“Bir insanı öldürmek tüm insanlığı öldürmek gibidir”. Kadim medeniyetimiz bize çağları aşan bir ölçü bırakmıştır…

Kuşu ölen çocuğa taziyeye giden bir peygamberin ümmeti olduğunu söyleyenler hatta ümmetin görevlisi olduğunu iddia edenler…

Bir insanı sevindirmek, bir yetimin başını okşamak, bir ihtiyaç sahibinin elinden tutmak; sevgi ve merhamet dininin temsilcileri…

“Bir kişinin hidayetine, mutluluğuna ve huzuruna vesile olmak, üzerine güneşin doğduğu her şeyden daha hayırlıdır” diyen medeniyetin sahipleri…

Evrensel olarak kabul görmüş insanlığın ölçüsü; merhamet duygusu, vicdanı, acıması olmaktır. İnsanlığını kaybetmiş kutsalı olmayan, nefsinin arzularını ilah edinmiş, şeytanlaşmış, kalbi kararmış bir nesil; menfaati için gözünü kırpmadan canlı cansız etrafındaki her şeye zarar verebilir. Engelli bir çocuğu dövüp videosunu çekip yayımlayabilir ve bundan zevk alabilir. Yolun kenarına dikilmiş bir fidanı tekmeleriyle kırabilir. Bir kediye işkence yapabilir…Örneklerin çoğaltılması mümkün ancak kötülüklerin sıradanlaşmaması için çok fazla yayılmaması ve çözümlerin konuşulması daha doğru sosyolojik bir gerçek…

Çare; gücü hâkim kılmak için değil sevgiyi ve merhameti hâkim kılmak için çalışmaktır. İdeolojiler, inançlar, fikirler beşerin bulduğu ve sürekli güncellenebilen değerler olunca mutlak doğru olmaları beklenemez. Temsil noktasındaki kişilerin hatadan hali olmadıkları beşer oldukları da düşünülünce aklı selim sahibi bireylerin hakikatin peşinde olması beklenir…

Kuru bir cihangirlik davası gütmediğini söyleyen Ulu Hakan Fatih Sultan Mehmet, elindeki gücün büyüsüne kapılmayıp kendisinden şikayetçi olan gayri müslim vatandaş karşısında ceza almasına itiraz etmemiştir. Çünkü “İnsanı yaşat ki devlet yaşasın” diyen atasının evladıdır. Öldürmeyi değil yaşatmayı esas alan bir medeniyetin bayraktarlığını yapmıştır.

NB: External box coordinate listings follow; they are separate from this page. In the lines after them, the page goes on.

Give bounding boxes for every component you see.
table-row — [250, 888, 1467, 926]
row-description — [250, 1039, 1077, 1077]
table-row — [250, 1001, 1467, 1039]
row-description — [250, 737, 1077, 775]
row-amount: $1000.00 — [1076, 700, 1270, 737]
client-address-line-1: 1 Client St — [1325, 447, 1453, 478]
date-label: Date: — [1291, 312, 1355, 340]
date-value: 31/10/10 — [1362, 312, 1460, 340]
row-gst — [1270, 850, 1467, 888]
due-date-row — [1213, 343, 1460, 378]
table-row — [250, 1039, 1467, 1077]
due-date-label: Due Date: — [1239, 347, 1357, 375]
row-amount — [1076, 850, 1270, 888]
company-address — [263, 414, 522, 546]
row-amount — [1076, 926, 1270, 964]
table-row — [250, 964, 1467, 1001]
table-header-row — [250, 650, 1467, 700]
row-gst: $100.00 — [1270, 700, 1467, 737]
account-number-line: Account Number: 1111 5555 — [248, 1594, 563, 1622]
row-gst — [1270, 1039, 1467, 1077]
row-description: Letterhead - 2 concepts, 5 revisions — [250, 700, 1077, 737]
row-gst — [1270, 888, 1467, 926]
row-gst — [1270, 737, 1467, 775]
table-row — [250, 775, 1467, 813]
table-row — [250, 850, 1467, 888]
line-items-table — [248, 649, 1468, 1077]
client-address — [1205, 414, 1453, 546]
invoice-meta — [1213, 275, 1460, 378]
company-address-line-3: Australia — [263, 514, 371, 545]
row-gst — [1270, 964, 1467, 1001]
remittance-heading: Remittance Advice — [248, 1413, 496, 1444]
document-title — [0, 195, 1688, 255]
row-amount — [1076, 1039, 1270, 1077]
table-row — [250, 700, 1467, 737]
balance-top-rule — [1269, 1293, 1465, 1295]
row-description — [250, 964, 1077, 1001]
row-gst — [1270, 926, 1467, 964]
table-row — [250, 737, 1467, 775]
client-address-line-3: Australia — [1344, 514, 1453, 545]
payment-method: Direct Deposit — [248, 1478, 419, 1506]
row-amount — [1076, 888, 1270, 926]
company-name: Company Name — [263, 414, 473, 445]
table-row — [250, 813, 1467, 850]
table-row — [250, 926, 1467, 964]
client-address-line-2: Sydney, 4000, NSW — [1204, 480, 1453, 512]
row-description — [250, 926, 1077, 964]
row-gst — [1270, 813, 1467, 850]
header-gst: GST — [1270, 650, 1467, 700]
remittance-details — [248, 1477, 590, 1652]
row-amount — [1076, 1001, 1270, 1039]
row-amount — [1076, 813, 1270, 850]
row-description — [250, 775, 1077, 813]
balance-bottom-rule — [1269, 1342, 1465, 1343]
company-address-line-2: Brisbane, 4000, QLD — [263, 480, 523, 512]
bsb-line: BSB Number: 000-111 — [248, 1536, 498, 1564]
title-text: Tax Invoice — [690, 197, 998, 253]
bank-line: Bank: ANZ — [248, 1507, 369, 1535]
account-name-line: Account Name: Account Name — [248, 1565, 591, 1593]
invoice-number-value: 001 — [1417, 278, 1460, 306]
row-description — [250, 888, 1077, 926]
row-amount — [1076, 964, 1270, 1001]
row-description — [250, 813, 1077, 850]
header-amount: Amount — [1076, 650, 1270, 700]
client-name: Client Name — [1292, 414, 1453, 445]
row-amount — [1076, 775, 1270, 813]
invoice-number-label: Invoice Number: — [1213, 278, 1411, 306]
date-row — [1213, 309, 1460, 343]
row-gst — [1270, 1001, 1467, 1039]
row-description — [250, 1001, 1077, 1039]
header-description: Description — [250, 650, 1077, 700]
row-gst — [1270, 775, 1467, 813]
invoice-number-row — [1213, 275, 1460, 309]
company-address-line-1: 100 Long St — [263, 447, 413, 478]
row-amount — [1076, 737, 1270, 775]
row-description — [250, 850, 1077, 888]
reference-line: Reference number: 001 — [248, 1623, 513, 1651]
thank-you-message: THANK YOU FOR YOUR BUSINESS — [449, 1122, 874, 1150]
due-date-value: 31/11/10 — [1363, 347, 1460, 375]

Aman dileyene vurmamışlardır. Koruyamadıkları devletlerden aldıkları vergiyi geri vermişlerdir. Kimsenin inancına karışmamışlardır. “Dinde zorlama yoktur” emrini hayata geçirmişlerdir. Göçmen kuşlara, yaralı hayvanlara bakan vakıflar kurmuşlardır. Hamaseti, zorbalığı, kabalığı değil zarafeti, estetiği, inceliği, merhameti, ahde vefayı, sevgiyi, kardeşliği, birliği, beraberliği ilke edinmişlerdir…

Toplum da kişileri putlaştırmamışlardır, hakkı hâkim kılan yöneticileri; liyakatli, dürüst insanları öne çıkarmışlardır. Ne zaman ki bu çizgiden çıkılmış çöküş mukadder olmuştur…

En güçlü padişah Kanuni der ki:

Nefs hazzın ey Muhibbî verme gil hayvân-sıfat

Zabt-ı nefs et, ârif ol, âlemde insânlık budur.